Dia mencatat beberapa sektor yang menyerap produk OCTG tersebut. Ternyata, para pengusaha Kontraktor Kontrak Kerja Sama (KKKS) masih cukup banyak melakukan impor OCTG.

"Untuk KKKS ini masih melakukam importasi sebesar 400 ribu ton produk komoditas OCTG," kata dia.

4 dari 4 halaman

Impor 2023 Masih Tinggi

Firdaus juga melihat pada tren beberapa tahun kebelakang yang menunjukkan banyaknya impor komoditas OCTG. Pada 2023, jumlah impornya tercatat sebesar 201.731 ton. Sedangka ekspornya hanya 70.210 ton.
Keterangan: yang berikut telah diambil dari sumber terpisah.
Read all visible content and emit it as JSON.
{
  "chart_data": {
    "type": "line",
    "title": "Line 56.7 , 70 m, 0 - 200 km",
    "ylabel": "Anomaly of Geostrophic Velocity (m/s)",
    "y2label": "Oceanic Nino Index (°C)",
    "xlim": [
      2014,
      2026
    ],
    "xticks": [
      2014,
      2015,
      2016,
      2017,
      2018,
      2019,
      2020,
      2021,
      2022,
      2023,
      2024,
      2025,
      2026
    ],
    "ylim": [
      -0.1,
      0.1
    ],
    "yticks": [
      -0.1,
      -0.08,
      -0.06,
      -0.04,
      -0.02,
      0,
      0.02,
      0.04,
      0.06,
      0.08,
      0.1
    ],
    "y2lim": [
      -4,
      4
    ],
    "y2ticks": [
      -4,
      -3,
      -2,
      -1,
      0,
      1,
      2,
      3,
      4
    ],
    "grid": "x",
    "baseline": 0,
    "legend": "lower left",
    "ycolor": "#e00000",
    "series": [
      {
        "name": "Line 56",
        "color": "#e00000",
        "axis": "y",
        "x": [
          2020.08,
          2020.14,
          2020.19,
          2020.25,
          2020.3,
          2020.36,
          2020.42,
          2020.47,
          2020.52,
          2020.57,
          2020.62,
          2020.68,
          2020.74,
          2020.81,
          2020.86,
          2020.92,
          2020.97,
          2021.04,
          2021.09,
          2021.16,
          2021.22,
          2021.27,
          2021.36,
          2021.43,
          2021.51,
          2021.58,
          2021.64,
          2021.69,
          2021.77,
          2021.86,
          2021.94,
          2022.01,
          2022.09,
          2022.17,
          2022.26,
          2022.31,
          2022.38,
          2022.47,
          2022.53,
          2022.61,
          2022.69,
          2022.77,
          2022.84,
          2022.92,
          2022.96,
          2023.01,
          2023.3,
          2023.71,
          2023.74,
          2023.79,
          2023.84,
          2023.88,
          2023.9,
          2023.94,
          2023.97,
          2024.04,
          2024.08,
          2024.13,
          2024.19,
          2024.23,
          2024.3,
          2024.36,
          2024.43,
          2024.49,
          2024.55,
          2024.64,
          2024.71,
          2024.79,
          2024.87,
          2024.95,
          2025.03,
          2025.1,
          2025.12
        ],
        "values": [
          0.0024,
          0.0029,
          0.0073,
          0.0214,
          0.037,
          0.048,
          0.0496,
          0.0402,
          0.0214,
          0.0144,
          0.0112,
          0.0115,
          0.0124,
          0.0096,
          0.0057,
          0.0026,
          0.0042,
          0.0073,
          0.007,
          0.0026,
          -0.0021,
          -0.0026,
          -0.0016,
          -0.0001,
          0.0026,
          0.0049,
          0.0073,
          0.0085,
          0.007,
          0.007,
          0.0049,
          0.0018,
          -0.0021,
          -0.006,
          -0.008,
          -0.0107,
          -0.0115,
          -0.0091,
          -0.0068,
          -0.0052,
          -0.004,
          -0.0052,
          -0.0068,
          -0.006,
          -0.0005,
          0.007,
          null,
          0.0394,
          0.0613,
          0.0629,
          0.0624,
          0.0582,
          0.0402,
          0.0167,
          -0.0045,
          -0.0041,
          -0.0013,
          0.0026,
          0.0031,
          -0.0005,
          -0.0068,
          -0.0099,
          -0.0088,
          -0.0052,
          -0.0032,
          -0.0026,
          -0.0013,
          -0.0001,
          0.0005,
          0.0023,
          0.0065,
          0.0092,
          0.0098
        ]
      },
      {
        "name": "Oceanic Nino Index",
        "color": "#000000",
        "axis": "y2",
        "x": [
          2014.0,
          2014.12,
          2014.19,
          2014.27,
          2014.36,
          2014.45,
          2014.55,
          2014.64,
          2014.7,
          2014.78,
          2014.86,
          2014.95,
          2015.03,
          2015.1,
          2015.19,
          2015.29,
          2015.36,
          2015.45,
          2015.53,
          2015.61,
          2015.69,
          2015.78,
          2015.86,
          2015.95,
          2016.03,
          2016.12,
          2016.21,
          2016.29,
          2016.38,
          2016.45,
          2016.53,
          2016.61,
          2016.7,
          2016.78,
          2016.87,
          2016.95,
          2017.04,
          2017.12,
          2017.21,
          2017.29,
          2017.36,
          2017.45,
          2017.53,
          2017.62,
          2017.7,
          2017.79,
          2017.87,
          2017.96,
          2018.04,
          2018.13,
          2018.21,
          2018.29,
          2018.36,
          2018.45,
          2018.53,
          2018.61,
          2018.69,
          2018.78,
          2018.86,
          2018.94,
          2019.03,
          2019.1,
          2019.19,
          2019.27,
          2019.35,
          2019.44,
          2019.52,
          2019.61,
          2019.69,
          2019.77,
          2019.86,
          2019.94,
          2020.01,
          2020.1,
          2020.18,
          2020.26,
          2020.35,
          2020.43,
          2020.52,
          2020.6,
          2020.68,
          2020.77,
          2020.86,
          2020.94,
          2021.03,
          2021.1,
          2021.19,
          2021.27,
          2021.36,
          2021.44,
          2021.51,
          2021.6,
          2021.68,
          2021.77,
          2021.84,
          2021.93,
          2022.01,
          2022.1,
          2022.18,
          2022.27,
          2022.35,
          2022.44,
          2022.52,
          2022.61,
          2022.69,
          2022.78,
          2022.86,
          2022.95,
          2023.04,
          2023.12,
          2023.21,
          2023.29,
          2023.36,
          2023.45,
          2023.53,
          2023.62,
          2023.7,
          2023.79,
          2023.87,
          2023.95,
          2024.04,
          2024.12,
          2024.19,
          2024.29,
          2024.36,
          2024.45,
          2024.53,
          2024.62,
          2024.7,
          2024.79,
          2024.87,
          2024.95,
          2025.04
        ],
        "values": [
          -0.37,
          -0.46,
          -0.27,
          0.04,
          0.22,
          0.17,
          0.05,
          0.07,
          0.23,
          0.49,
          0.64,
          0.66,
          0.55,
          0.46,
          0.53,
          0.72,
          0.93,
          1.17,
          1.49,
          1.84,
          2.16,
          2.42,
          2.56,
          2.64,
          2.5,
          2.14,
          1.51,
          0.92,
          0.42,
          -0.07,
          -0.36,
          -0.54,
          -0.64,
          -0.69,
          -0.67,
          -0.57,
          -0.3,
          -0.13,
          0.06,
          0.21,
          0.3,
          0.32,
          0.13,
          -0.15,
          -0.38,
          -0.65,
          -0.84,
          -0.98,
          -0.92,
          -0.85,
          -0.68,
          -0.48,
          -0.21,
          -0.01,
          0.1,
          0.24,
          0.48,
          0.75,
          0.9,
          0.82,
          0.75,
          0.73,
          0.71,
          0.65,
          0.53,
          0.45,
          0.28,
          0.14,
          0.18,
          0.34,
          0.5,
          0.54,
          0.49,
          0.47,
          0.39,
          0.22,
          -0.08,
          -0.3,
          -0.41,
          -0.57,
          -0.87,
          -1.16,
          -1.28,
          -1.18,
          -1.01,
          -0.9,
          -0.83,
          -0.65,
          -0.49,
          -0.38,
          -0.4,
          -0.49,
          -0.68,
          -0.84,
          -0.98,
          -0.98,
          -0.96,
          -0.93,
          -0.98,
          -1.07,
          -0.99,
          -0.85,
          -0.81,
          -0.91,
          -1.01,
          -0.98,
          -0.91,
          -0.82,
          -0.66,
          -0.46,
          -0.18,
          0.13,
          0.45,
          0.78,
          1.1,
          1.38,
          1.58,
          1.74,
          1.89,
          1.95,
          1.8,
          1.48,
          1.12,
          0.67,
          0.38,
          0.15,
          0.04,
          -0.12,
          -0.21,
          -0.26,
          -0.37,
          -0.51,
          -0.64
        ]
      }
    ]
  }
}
"Kalau dilihat dari tren ekspor impor komoditas OCTG ini dari tahun 2018 sampai 2023, drill pipe untuk kode HS sekian dan casing tubing jumlah impornya masih lebih besar," ungkapnya.

"Nah untuk 2023 juta lonjakannya masih cukup besar importasi dibandingkan dengan ekspornya," sambung Firdaus.

Jika melihat pada beban biaya OCTG, porsi material mencakup 75,12 persen dari total dengan TKDN hanya 5,80 persen. Sedangkan, porsi lainnya seperti tenaga kerja, alat kerja, dan jasa umumnya mencapai TKDN tinggi dengan keseluruhan di atas 75 persen.